The numbers back this up. A 2025 advisory from the U.S. Surgeon General reported that the risk of mouth cancer increases by about 40% for people who drink roughly one drink per day compared to nondrinkers, and nearly doubles at two drinks per day. For breast cancer, women who consume up to about one drink daily face a 10% increase in relative risk, and that jumps to 32% at more than two drinks per day. Roughly 20,000 alcohol-related cancer deaths occur in the U.S. each year, and about 17% of those happen in people who were drinking within the recommended guidelines, not above them.
This doesn’t mean one glass of wine guarantees cancer. It means the relationship between alcohol and harm is a sliding scale with no clear safe floor. The less you drink, the lower your risk.

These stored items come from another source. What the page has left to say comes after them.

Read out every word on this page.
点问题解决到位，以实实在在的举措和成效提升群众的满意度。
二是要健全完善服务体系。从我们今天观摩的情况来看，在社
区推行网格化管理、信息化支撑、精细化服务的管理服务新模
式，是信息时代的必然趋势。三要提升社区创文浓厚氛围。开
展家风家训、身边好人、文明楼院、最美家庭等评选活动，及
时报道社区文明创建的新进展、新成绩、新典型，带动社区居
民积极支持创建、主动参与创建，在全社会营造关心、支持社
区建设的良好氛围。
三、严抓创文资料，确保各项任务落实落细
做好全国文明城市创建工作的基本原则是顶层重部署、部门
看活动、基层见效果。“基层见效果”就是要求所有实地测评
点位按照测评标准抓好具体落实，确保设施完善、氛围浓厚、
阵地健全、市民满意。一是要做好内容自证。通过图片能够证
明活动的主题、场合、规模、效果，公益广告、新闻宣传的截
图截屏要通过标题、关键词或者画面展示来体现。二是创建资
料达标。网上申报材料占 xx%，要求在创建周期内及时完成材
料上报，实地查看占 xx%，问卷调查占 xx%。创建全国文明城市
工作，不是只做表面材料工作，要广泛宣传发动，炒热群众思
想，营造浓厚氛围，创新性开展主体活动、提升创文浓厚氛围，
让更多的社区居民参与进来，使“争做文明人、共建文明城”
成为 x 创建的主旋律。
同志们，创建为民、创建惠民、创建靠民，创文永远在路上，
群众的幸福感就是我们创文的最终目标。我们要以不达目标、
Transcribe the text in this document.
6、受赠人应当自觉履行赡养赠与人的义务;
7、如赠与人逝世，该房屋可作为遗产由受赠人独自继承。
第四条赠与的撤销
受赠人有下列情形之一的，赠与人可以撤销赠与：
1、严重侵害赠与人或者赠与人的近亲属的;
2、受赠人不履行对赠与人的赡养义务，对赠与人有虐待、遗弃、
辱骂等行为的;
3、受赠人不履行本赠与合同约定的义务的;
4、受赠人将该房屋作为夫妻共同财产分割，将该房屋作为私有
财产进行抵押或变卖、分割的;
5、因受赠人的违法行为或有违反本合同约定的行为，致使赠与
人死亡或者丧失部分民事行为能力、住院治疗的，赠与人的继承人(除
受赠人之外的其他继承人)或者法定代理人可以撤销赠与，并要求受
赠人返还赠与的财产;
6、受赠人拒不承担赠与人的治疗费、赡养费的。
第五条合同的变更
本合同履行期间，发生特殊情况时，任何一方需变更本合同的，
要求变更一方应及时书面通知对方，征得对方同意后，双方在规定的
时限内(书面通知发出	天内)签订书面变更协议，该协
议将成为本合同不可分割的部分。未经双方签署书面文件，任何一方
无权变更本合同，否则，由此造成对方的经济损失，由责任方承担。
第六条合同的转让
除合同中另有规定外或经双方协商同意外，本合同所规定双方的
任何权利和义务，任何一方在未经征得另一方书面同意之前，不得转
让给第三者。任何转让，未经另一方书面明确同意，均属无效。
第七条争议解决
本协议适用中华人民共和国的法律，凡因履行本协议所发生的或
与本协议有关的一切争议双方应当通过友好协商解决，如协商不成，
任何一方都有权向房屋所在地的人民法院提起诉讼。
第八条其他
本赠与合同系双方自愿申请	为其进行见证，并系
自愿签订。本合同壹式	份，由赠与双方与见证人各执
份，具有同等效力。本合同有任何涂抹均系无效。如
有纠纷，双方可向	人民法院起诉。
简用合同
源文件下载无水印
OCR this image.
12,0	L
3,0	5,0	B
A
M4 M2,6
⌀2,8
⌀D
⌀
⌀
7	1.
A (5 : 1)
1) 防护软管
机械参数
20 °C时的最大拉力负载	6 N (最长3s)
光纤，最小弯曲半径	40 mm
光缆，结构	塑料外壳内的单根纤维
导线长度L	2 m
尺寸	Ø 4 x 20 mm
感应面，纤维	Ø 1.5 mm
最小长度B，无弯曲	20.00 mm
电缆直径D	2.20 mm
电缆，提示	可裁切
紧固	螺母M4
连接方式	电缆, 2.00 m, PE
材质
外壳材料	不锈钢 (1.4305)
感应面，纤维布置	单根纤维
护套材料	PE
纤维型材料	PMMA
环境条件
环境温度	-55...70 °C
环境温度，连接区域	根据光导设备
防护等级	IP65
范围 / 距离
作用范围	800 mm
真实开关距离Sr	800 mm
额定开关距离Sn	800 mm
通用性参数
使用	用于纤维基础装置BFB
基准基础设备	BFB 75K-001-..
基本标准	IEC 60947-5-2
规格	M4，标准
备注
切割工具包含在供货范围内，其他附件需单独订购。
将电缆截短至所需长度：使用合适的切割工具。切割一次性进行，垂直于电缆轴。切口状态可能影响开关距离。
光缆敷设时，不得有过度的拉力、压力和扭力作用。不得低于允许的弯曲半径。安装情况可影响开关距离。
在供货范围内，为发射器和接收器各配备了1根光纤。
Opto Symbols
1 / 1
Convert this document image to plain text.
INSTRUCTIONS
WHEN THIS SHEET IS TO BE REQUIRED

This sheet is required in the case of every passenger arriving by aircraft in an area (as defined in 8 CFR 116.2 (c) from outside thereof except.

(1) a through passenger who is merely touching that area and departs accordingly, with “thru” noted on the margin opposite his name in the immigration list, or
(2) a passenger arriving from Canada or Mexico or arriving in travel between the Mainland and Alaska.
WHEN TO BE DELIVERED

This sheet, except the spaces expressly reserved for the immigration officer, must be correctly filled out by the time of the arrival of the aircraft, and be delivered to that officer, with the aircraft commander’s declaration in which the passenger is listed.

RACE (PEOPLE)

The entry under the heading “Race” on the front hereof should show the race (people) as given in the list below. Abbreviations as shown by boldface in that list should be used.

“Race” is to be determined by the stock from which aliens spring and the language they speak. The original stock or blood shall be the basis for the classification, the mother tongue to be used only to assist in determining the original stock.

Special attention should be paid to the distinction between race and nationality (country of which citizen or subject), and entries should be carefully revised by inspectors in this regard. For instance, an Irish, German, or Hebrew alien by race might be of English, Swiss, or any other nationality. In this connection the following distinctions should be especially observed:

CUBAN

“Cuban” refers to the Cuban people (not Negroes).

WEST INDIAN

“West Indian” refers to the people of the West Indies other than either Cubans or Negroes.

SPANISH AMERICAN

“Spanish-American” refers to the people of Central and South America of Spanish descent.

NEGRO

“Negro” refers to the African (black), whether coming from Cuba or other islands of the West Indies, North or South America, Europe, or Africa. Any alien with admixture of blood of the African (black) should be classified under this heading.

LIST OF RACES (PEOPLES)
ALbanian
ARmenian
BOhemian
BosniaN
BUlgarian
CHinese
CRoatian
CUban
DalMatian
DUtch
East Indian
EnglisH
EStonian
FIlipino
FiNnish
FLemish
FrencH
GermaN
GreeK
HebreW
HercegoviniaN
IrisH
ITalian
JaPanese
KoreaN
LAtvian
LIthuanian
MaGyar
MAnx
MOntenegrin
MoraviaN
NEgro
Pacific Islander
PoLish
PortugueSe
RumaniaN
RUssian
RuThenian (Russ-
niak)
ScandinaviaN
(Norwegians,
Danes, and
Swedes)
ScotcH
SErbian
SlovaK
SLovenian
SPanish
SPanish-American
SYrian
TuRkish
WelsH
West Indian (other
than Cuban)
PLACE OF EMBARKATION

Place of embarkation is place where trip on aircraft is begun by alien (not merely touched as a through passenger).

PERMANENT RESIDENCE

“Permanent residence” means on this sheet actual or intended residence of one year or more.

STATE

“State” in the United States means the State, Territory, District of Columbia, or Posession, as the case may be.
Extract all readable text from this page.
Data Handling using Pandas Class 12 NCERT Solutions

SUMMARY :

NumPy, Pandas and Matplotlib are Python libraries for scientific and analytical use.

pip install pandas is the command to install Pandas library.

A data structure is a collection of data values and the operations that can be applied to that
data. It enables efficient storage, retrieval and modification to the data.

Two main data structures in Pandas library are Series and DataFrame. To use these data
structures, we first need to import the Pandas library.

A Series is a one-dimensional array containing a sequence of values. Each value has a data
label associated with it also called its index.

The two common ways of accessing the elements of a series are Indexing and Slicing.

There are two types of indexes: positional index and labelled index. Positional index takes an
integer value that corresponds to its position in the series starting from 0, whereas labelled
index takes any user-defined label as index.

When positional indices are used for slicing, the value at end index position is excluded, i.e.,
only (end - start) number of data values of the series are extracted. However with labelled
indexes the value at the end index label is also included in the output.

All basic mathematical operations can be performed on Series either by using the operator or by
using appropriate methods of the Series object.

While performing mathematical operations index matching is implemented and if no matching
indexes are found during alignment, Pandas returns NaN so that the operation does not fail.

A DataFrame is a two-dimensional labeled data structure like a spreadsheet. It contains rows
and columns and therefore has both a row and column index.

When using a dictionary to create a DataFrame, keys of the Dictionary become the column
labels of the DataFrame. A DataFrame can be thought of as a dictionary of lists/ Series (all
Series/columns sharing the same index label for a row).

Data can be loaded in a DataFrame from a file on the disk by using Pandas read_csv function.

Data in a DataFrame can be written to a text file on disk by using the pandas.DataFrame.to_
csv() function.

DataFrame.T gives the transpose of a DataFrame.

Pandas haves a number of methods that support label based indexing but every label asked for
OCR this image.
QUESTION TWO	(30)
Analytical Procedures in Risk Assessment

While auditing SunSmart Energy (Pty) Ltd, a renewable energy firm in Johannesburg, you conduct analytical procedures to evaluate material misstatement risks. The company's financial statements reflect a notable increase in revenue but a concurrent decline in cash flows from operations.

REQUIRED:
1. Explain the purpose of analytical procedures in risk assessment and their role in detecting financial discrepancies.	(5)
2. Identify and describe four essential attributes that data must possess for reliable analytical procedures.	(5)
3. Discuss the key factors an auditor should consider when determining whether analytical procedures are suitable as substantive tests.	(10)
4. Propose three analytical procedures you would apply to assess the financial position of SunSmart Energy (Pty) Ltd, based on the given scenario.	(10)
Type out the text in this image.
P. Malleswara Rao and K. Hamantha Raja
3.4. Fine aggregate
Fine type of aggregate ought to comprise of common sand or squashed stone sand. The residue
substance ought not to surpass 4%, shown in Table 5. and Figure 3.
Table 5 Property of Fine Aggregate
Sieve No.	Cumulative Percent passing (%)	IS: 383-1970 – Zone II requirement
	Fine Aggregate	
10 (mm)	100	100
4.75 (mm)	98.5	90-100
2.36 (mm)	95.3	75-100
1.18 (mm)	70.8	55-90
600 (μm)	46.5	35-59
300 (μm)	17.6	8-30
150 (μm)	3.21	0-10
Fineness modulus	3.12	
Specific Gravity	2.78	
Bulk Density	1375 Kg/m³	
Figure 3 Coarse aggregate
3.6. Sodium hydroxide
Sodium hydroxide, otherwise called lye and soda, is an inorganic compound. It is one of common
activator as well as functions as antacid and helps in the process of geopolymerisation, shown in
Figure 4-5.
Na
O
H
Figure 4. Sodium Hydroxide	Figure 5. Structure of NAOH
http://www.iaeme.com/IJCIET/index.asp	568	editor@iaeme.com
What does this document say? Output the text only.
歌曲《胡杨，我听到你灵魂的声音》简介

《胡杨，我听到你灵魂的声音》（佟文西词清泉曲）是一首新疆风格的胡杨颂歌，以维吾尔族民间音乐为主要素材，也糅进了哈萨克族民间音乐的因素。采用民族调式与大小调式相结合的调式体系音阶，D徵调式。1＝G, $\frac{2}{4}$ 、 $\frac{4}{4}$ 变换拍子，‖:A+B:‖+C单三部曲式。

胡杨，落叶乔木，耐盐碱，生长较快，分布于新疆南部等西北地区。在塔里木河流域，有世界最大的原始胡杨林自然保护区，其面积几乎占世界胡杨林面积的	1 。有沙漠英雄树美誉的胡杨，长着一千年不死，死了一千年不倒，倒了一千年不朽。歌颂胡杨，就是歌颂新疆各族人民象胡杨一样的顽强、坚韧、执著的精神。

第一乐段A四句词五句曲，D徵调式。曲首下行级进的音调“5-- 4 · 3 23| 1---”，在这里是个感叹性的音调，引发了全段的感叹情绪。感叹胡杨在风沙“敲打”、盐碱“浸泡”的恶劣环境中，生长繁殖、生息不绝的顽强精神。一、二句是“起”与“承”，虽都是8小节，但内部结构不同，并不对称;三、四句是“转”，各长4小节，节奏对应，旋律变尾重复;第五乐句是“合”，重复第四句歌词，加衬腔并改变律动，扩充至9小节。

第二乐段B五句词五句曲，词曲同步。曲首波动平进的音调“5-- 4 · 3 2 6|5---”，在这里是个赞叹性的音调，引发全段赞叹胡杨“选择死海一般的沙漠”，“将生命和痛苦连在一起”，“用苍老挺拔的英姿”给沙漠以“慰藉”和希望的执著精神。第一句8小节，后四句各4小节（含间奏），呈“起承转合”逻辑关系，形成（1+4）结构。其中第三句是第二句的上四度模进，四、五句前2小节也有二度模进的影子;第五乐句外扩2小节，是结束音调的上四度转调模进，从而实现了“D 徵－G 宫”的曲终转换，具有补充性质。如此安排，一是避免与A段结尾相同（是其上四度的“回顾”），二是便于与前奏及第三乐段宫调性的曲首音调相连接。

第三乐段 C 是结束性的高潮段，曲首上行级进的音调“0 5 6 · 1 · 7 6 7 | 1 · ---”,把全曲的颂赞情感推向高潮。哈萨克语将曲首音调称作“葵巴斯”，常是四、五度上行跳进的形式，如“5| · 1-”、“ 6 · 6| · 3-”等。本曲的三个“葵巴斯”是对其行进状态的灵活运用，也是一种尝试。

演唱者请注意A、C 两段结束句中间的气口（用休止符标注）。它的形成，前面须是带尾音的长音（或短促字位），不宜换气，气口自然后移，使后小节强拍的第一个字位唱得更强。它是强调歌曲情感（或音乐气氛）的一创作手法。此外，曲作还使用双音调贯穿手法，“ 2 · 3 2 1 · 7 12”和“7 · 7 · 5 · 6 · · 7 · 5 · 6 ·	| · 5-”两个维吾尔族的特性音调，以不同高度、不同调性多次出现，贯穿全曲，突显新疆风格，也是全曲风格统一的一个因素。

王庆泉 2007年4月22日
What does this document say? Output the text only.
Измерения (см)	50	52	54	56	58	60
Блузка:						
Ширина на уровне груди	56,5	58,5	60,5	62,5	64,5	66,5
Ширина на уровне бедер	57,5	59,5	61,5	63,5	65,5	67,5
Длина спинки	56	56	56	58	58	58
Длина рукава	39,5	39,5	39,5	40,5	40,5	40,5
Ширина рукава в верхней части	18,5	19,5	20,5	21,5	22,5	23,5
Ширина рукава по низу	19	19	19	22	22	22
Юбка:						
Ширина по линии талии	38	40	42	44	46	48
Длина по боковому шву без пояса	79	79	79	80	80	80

Behavior Matters More Than Volume
If you’re asking whether your drinking “counts” as alcoholism, the most useful question isn’t how many drinks you have. It’s what happens when you try to stop or cut back. Do you find yourself drinking more than you planned? Have you given up hobbies, social events, or responsibilities because of alcohol? Do you keep drinking despite knowing it’s affecting your health or relationships? Have you tried to quit and failed?
The hallmark of alcohol use disorder is loss of control. Someone who has two glasses of wine with dinner every night and can skip it without difficulty is in a very different situation than someone who has two glasses of wine, tells themselves they’ll stop, and finishes the bottle. The quantity might be similar on paper, but the pattern is fundamentally different.
If you recognize yourself in multiple criteria, that’s meaningful information regardless of how your drinking compares to the people around you. Alcohol use disorder exists on a spectrum from mild to severe, and catching it at the mild end gives you far more options for changing course.